World Day of Remembrance (WDoR) for road traffic victims has been observed by road safety advocates around the world since 1995 on the third Sunday of every November. This global event is held to remember the millions of road traffic survivors, victims and families impacted as a result of road crashes every year. For WDoR 2023, the Global Health Advocacy Incubator’s (GHAI) Road Safety Program partners across nine countries engaged the public on the importance of advancing road safety policies through various activities. GHAI provided support to partners with planning and outreach activities for in-person events, social media campaigns, securing media coverage, influencer outreach and video production.

In Bangladesh, members of the Road Safety Coalition observed the day with a variety of activities including a candlelight vigil organized by Dhaka Ahsania Mission at the site of a 2018 road crash, which took the lives of two high school students. The coalition hosted a roundtable discussion with key stakeholders and policymakers including Ms. Simeen Hussain Rimi, MP, Chairperson, Parliamentary Standing Committee, Ministry of Cultural Affairs on the importance of having a comprehensive law on road safety. Coalition members also secured 60 media stories and four op-eds focused on advancing road safety policies leading up to WDoR.

In Colombia, GHAI’s partners worked collaboratively to honor road crash victims and increase awareness of the high fatality rates among children and adolescents involved in road crashes. They produced a video titled #NadieNaceParaMorirenlaVia (#WeAreNotBornToDieOnTheRoad). Red Papaz launched a video campaign and a petition on the importance of child restraint systems, which garnered more than 600 signatures. The Conduce a 50, Vive al 100 (Drive at 50mph, live to 100) media campaigns encouraged road safety advocates and impacted family members to upload videos to social platforms wearing customized T-shirts with partner logos and key hashtags while asking government leaders take action in support of road safety policies. Fundación Liga Contra la Violencia Vial (League Against Road Violence) hung white fabrics covering Congress and calling for the public to get involved. They also embossed the #NadieNaceParaMorirenlaVia (#WeAreNotBornToDieOnTheRoad) hashtag in one of the city’s main plazas.

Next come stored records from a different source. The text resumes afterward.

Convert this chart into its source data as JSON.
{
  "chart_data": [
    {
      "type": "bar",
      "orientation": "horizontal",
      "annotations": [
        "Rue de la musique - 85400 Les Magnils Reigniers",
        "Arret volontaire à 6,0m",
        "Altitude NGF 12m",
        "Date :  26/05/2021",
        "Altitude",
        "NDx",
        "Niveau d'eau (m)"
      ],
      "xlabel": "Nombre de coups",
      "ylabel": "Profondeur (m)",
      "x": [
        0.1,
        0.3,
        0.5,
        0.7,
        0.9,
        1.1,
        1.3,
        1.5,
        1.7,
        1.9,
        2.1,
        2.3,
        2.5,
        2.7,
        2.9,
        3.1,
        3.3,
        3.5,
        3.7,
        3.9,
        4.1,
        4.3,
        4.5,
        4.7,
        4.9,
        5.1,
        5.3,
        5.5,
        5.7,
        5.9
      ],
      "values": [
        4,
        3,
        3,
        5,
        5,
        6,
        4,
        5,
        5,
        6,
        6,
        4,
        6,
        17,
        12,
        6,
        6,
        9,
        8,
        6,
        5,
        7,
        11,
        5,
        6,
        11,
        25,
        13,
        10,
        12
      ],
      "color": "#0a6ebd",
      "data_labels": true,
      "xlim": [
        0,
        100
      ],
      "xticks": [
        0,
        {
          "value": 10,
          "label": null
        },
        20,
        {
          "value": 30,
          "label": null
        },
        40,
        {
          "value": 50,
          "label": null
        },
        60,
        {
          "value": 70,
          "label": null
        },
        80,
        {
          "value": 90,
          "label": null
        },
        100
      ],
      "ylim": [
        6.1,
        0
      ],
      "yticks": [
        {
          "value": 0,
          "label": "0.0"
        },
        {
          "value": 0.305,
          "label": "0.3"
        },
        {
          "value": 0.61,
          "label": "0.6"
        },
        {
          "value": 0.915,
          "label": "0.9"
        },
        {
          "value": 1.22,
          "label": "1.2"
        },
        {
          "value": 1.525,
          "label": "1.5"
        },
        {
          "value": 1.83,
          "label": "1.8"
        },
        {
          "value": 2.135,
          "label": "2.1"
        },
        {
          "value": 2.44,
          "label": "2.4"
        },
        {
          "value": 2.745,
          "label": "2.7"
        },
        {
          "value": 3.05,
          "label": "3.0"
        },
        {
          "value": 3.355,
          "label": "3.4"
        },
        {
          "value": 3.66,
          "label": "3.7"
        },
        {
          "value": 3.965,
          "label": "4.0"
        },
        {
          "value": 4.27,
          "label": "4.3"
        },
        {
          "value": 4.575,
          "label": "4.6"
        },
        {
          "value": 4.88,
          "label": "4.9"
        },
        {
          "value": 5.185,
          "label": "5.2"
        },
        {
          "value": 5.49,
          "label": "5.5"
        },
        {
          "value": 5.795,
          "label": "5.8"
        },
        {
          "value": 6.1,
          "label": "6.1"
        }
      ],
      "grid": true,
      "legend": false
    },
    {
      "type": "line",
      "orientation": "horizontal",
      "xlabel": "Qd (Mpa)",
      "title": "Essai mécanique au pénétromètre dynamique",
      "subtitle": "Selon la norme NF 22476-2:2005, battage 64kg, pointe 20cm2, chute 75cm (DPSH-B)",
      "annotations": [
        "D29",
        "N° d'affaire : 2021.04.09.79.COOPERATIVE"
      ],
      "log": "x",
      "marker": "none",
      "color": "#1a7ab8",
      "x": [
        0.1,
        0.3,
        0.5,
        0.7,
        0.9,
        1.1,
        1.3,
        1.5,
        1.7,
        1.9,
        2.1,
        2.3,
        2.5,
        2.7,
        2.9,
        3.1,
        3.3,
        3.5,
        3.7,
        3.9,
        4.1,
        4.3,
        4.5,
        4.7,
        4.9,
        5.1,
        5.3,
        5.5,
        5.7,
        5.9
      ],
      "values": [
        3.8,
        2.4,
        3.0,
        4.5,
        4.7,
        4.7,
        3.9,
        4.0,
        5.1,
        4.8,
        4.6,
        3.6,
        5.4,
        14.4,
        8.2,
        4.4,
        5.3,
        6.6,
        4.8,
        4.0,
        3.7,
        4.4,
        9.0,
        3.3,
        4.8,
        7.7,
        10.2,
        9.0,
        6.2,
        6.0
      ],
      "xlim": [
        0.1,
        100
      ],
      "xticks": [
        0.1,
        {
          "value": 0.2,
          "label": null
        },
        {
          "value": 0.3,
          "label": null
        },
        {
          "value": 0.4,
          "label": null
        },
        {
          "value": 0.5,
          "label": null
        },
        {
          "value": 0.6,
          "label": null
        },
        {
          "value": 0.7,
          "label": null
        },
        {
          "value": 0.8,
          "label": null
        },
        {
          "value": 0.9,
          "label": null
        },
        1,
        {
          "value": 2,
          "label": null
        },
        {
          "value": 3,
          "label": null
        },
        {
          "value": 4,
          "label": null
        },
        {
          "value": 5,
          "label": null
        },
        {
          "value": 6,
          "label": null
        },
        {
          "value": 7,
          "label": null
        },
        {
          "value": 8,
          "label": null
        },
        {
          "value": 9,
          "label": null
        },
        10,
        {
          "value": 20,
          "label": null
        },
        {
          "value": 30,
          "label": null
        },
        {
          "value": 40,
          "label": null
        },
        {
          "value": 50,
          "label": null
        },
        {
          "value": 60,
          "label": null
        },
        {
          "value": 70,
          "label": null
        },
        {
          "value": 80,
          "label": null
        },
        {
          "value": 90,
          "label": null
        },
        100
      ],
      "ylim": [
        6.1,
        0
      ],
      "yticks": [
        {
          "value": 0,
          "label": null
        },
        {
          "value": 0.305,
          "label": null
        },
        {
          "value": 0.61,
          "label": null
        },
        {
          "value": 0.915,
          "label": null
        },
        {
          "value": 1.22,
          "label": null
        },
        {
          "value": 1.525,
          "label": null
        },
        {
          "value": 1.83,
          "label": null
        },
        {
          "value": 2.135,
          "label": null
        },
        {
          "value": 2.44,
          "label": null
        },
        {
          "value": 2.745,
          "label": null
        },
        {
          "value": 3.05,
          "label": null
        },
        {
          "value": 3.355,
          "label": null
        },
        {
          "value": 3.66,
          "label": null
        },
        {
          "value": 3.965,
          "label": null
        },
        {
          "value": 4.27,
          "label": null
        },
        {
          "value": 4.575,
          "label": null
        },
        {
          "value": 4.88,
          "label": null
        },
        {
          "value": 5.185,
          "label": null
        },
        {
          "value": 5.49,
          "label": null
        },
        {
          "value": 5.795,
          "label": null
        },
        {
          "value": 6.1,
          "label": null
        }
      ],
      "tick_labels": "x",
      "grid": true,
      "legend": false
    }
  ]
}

In Ecuador, Sofia Gordon, representative of the Ecuadorean Mobility Coalition, along with Paola Carvajal, representative of Movidana, delivered the road safety ordinance to Counselor Wilson Merino. In addition, two spiritual ceremonies were held, one in Quito at a Catholic church organized by Fundación Cavat and another in Guayaquil organized by Movidana. In Machala, a bicycle tour was organized in remembrance of the victims with over 40 participants.

Road safety advocates in various cities in Mexico organized a bike ride in memory of the victims. The Red Cross led ambulances to sound their sirens and public buildings as well as monuments were lit up in yellow in memory of road crash victims.

In Uganda, advocates participated in a 60km walk from Kampala to Mbale in memory of road crash victims and to raise road safety awareness, especially among boda bodas (motorcycles), bicycle riders and pedestrians who are most impacted by road crashes.

In Ukraine, the Center for Democracy and Rule of Law (CEDEM) published a press release on ways to reduce the number of deaths and injuries on the roads. With speeding as the main cause of road crashes, advocates suggested eliminating through legislative mechanisms the “unpunished 20 km/h, threshold” for speeding and aim to establish a new gradation of fines for exceeding the established speed limits and launch a system of penalty points. The press release secured substantial media coverage. CEDEM also posted statistics on road crashes in the last nine months on social media platforms, which received over 5,000 engagements.

These activities reflect a shared commitment to ensuring that people most affected by policy gaps have a say in the solutions. They provide just a glimpse of the work GHAI’s in-country partners are leading in pursuit of advancing road safety policies that will save lives and reduce injuries. According the World Health Organization's 2023 Global Status Report on Road Safety, road crashes remain the leading killer of children and youth aged 5 to 29 globally. While road crash deaths fell slightly to 1.19 million per year, road safety remains an urgent global issue.

Photos:

Road safety advocates in Bangladesh hold a candle light vigil on Nov. 19, World Day of Remembrance.
Families impacted by road crashes and road safety advocates in Quito, Ecuador gather at a church to honor the lives lost.
In Colombia, road safety advocates coordinated a demonstration with the hashtag #NadieNaceParaMorirenlaVia (#WeAreNotBornToDieOnTheRoad) at one of the city’s plazas.